Planning saved her life. It was the focus she needed to drag herself out of a pit of grief and find a new reason to live.
Revenge.
It put ice in her veins and forced her to become patient. She had pretended to be Duffy for a year, lived as a man and listened to what men said when they thought they were safe. She was a predator, stalking her prey, waiting to pounce until the moment was just right. Gathering information and storing it away as she moved closer to what she needed.
Then Ben had slammed into her scheme with his hard fists and his uncontrollable rage. Now he would make it right. He had to. There wasn’t any other option, and she refused to abandon Henry. She’d had to dig deep and let her pain bubble to the surface to convince him to help her find the compound.
To find the last Cunningham. To find her son.
In her heart, she was afraid he was dead, but she held onto a very slim thread of hope. It was what drove her to keep going on the darkest days when all she wanted to do was hide. No matter what she found, she would know what happened to Henry. Her soul would not be at peace until she did.
Thoughts of his soft, warm hugs and his little boy body snuggled against hers made a flood of memories assault her. She wrapped her arms around her torso and began to hum his favorite lullaby.
Soon the words danced from her tongue, hovering on the air as tears slid down her cheeks. It had been a long time since she’d allowed herself the luxury of crying. In the first month after Alfred’s death and Henry’s kidnapping, she’d wept a river. Her eyes were always swollen and scratchy. She’d washed a mountain of handkerchiefs.
Then she’d turned off the tears, unwilling to allow herself to cry anymore. She’d kept that promise to herself for so long. After a year of blocking her emotions except for the darkest of them, she opened herself back up. Just a little.

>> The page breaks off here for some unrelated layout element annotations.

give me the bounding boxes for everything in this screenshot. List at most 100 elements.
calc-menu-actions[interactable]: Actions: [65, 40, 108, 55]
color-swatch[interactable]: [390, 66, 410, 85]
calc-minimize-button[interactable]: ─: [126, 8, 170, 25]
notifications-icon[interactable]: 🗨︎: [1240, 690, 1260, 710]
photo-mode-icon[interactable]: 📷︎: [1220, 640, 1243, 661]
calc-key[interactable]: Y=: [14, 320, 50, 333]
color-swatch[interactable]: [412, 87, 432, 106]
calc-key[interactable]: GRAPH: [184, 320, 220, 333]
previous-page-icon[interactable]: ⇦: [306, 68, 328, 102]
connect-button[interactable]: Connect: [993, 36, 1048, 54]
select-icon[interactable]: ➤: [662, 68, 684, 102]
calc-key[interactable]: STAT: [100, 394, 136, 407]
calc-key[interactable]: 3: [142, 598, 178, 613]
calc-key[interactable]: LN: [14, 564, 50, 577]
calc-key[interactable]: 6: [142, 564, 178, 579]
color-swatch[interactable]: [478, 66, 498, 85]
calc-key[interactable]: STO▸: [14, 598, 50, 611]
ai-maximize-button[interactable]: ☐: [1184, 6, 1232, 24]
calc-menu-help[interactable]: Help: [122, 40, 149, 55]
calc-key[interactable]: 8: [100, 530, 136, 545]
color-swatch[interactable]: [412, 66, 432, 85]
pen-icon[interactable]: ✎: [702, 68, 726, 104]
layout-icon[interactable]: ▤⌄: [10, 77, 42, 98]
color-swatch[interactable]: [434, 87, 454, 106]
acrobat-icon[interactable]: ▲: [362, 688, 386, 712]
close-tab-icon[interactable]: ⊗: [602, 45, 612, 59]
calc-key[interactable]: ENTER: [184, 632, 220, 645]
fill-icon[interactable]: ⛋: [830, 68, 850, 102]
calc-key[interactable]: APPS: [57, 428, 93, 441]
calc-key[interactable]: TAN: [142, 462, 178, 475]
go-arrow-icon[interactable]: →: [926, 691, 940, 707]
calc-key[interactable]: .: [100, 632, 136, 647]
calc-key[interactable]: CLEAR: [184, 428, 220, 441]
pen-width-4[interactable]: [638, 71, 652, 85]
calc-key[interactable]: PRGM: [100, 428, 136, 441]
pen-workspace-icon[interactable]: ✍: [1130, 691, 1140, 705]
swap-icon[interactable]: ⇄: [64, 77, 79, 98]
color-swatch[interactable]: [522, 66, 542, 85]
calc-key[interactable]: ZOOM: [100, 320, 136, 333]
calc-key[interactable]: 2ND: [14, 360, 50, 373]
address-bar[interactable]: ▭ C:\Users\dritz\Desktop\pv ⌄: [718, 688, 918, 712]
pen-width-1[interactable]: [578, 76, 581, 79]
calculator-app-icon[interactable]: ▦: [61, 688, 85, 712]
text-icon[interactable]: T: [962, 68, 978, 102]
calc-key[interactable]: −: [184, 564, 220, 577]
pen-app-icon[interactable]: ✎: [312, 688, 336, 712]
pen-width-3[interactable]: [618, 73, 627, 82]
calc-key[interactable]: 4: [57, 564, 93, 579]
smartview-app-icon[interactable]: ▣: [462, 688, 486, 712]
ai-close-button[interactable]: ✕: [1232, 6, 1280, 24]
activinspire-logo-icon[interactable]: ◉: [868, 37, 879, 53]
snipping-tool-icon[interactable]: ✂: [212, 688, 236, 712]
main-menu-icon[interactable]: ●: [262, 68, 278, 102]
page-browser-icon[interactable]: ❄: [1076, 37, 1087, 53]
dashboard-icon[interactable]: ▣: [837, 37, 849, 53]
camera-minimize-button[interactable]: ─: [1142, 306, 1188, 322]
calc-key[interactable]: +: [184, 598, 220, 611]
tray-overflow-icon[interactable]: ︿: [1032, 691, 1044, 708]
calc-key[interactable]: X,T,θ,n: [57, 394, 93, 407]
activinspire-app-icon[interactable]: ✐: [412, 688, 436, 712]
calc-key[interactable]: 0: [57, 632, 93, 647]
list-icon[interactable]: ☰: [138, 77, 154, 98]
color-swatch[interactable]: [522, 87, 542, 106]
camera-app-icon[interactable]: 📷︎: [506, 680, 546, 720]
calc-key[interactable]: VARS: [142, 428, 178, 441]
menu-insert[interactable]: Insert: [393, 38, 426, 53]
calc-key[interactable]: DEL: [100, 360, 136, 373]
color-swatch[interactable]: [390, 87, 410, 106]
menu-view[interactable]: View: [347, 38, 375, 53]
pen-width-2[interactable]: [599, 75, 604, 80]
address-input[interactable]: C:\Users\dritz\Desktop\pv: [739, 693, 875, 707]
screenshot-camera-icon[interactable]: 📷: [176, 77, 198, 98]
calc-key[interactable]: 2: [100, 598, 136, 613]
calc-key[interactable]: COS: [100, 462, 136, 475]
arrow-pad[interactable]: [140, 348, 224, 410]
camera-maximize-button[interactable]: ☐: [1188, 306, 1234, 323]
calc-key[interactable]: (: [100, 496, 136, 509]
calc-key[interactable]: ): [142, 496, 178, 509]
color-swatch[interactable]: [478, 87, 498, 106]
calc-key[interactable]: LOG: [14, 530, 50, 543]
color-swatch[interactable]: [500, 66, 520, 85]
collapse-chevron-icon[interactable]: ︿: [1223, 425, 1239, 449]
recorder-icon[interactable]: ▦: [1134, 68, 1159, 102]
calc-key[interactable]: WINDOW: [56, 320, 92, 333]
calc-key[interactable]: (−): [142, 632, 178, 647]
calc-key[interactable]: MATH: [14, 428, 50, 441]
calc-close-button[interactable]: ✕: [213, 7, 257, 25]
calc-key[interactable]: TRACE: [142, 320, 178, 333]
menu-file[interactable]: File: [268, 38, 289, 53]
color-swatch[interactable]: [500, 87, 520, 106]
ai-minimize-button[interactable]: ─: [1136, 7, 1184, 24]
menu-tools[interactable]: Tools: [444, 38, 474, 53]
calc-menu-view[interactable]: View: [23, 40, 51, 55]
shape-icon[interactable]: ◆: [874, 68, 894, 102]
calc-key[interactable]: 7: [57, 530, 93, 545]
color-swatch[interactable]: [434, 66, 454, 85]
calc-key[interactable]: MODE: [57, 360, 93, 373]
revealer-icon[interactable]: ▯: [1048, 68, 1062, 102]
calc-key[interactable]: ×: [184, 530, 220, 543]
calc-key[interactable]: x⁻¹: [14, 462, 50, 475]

As the notes faded into the small structure’s air, she heard a noise. Grace wiped the moisture from her cheeks and got to her feet. She needed to find Ben and start those plans to find the compound.
She found him on his knees, shoulders slumped, silent, unmoving. She didn’t know if she should walk away or interrupt this strange scene.
“Can we, uh, pack your things? We’re burning daylight.”
He didn’t move. She wasn’t known for her patience.